Roland Barthes’ collection of essays, Mythologies was written one a month during the years of 1954-1956 in order to infuse contemporary events and objects with a sense of history and time, with an aura of mythology. In order to live thoughtfully in our constructed world, Barthes’ suggested we all become mythologists, someone who can see the fluidity of value and meaning constructing and reconstructing itself continually, like someone riding in a car.
Myth is a value, truth is no guarantee for it; nothing prevents it from being a perpetual alibi: it is enough that its signifier has two sides for it always to have an ‘elsewhere’ at its disposal. The meaning is always there to present the form; the form is always there to outdistance the meaning. And there never is any contradiction, conflict, or split between meaning and the form: they are never at the same place. In the same way, if I am in a car and I look at the scenery through the window, I can at will focus on the scenery or the window-pane. At one moment I grasp the presence of the glass and the distance of the landscape; at another, on the contrary, the transparence of the glass and the depth of the landscape; but the result of this alternation is constant; the glass is at once present and empty to me, and the landscape unreal and full. The same thing occurs in the mythical signifier: its form is empty but present, its meaning absent but full. To wonder at the contradiction I must voluntarily interrupt this turnstile of form and meaning, I must focus on each separately, and apply to myth a static method of deciphering, in short, I must go against its own dynamics: to sum up, I must pass from the state of the reader to that of a mythologist.

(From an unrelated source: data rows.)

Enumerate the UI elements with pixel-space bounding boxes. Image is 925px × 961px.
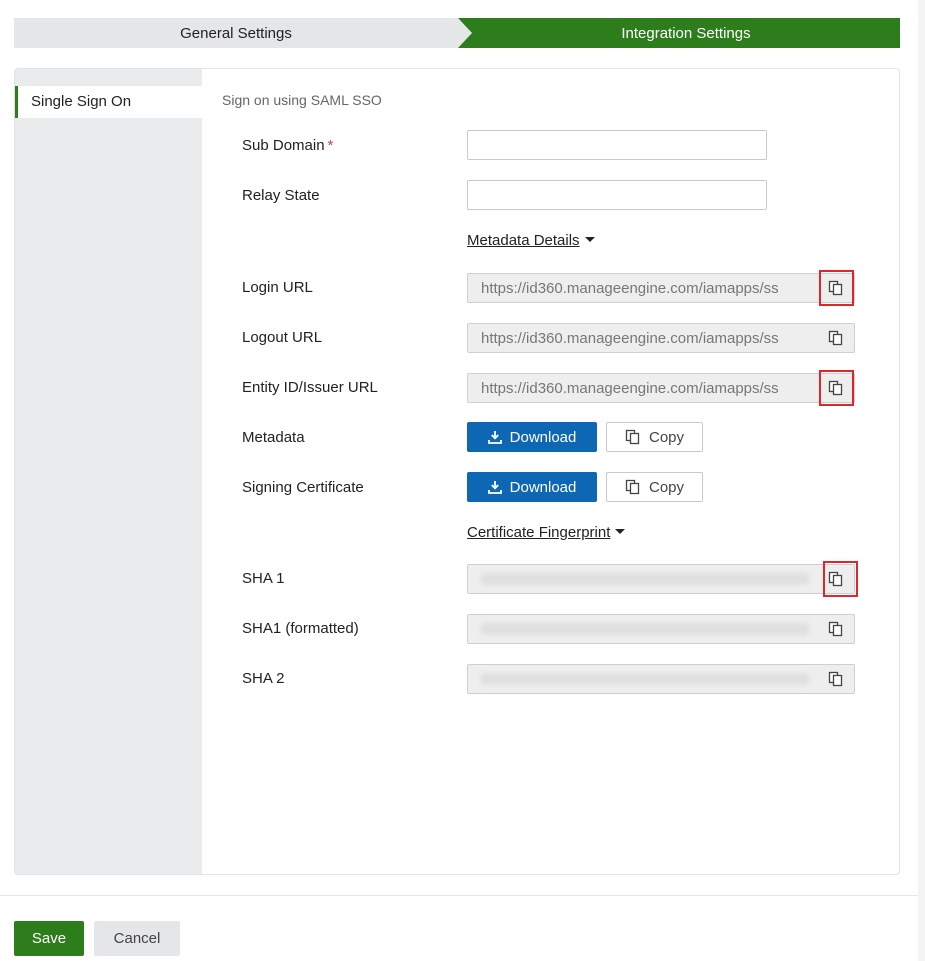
copy-icon bbox=[625, 479, 640, 495]
copy-icon[interactable] bbox=[817, 665, 854, 693]
redacted-value bbox=[480, 673, 810, 685]
certificate-download-button[interactable]: Download bbox=[467, 472, 597, 502]
logout-url-field[interactable]: https://id360.manageengine.com/iamapps/s… bbox=[467, 323, 855, 353]
sub-domain-input[interactable] bbox=[467, 130, 767, 160]
sha2-field[interactable] bbox=[467, 664, 855, 694]
entity-id-label: Entity ID/Issuer URL bbox=[242, 379, 378, 396]
sha1-formatted-field[interactable] bbox=[467, 614, 855, 644]
relay-state-label: Relay State bbox=[242, 187, 320, 204]
relay-state-input[interactable] bbox=[467, 180, 767, 210]
caret-down-icon bbox=[615, 529, 626, 534]
copy-icon[interactable] bbox=[817, 324, 854, 352]
sub-domain-label: Sub Domain * bbox=[242, 137, 334, 154]
login-url-field[interactable]: https://id360.manageengine.com/iamapps/s… bbox=[467, 273, 855, 303]
section-title: Sign on using SAML SSO bbox=[222, 92, 382, 108]
logout-url-value: https://id360.manageengine.com/iamapps/s… bbox=[481, 330, 779, 347]
sidebar-item-single-sign-on[interactable]: Single Sign On bbox=[15, 86, 202, 118]
login-url-value: https://id360.manageengine.com/iamapps/s… bbox=[481, 280, 779, 297]
caret-down-icon bbox=[584, 237, 595, 242]
download-icon bbox=[487, 431, 502, 444]
logout-url-label: Logout URL bbox=[242, 329, 323, 346]
download-icon bbox=[487, 481, 502, 494]
metadata-details-toggle[interactable]: Metadata Details bbox=[467, 232, 595, 250]
save-button[interactable]: Save bbox=[14, 921, 84, 956]
sidebar: Single Sign On bbox=[15, 69, 202, 874]
step-label: Integration Settings bbox=[621, 25, 751, 42]
entity-id-value: https://id360.manageengine.com/iamapps/s… bbox=[481, 380, 779, 397]
signing-certificate-label: Signing Certificate bbox=[242, 479, 364, 496]
sha2-label: SHA 2 bbox=[242, 670, 285, 687]
step-label: General Settings bbox=[180, 25, 292, 42]
metadata-download-button[interactable]: Download bbox=[467, 422, 597, 452]
footer-divider bbox=[0, 895, 918, 896]
wizard-steps: General Settings Integration Settings bbox=[14, 18, 900, 48]
step-integration-settings[interactable]: Integration Settings bbox=[458, 18, 900, 48]
copy-icon[interactable] bbox=[817, 565, 854, 593]
cancel-button[interactable]: Cancel bbox=[94, 921, 180, 956]
certificate-copy-button[interactable]: Copy bbox=[606, 472, 703, 502]
login-url-label: Login URL bbox=[242, 279, 313, 296]
redacted-value bbox=[480, 623, 810, 635]
copy-icon bbox=[625, 429, 640, 445]
copy-icon[interactable] bbox=[817, 374, 854, 402]
settings-card: Single Sign On Sign on using SAML SSO Su… bbox=[14, 68, 900, 875]
sha1-label: SHA 1 bbox=[242, 570, 285, 587]
step-general-settings[interactable]: General Settings bbox=[14, 18, 472, 48]
copy-icon[interactable] bbox=[817, 615, 854, 643]
copy-icon[interactable] bbox=[817, 274, 854, 302]
sha1-field[interactable] bbox=[467, 564, 855, 594]
entity-id-field[interactable]: https://id360.manageengine.com/iamapps/s… bbox=[467, 373, 855, 403]
metadata-label: Metadata bbox=[242, 429, 305, 446]
metadata-copy-button[interactable]: Copy bbox=[606, 422, 703, 452]
required-mark: * bbox=[327, 137, 334, 154]
redacted-value bbox=[480, 573, 810, 585]
certificate-fingerprint-toggle[interactable]: Certificate Fingerprint bbox=[467, 524, 626, 542]
sha1-formatted-label: SHA1 (formatted) bbox=[242, 620, 359, 637]
scroll-gutter bbox=[918, 0, 925, 961]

For us, hungry philosophers, his chapters on “Wine and Milk” and “Steak and Chips” is particularly fascinating in how he looks at steak as a celebration of ‘full-bloodedness,’ an expression of sanguine mythology, like wine, in France.
To eat steak rare therefore represents both a nature and a morality. It is supposed to benefit all the temperaments, the sanguine because it is identical, the nervous and lymphatic because it is complementary to them. And just as wine becomes for a good number of intellectuals a mediumistic substance which leads them towards the original strength of nature, steak is for them a redeeming food, thanks to which they bring their intellectualism to the level of prose and exorcize, through the blood and soft pulp, the sterile dryness of which they are constantly accused. The craze for steak tartare, for instance, is a magic spell against the romantic association between sensitiveness and sickliness; there are to be found, in this preparation, all the germinating states of matter: the blood mash and the glair of eggs, a whole harmony of soft and life-giving substances, a sort of meaningful compendium of the images of pre-parturition.
Wow…..the myth of steak tartar takes us way back to uterine blood. This insight certainly interrupts the turnstile of form and meaning in order to look at the dish in its components, blood, pulp and egg, carefully prepared and its meaning reinforced (instead of a savage un-thought state of eating raw meat and eggs). The preparation, the design, the enjoyment constructs the mythology. Can we use Barthes’ method in uncovering the mythology of our things and foods, now in 2015? Maybe I can try in a future entry. The KFC double down, the Kuerig Machine, the Vitamix….come to mind.
Disclaimer: I have subjected myself to a New Year’s detox period without “toxins” i.e. wheat, dairy, sugar, red meat and CAFFEINE. Therefore, I may write A LOT about beef, bread and coffee, all things of related deliciousness. Dear readers, I beg your patience.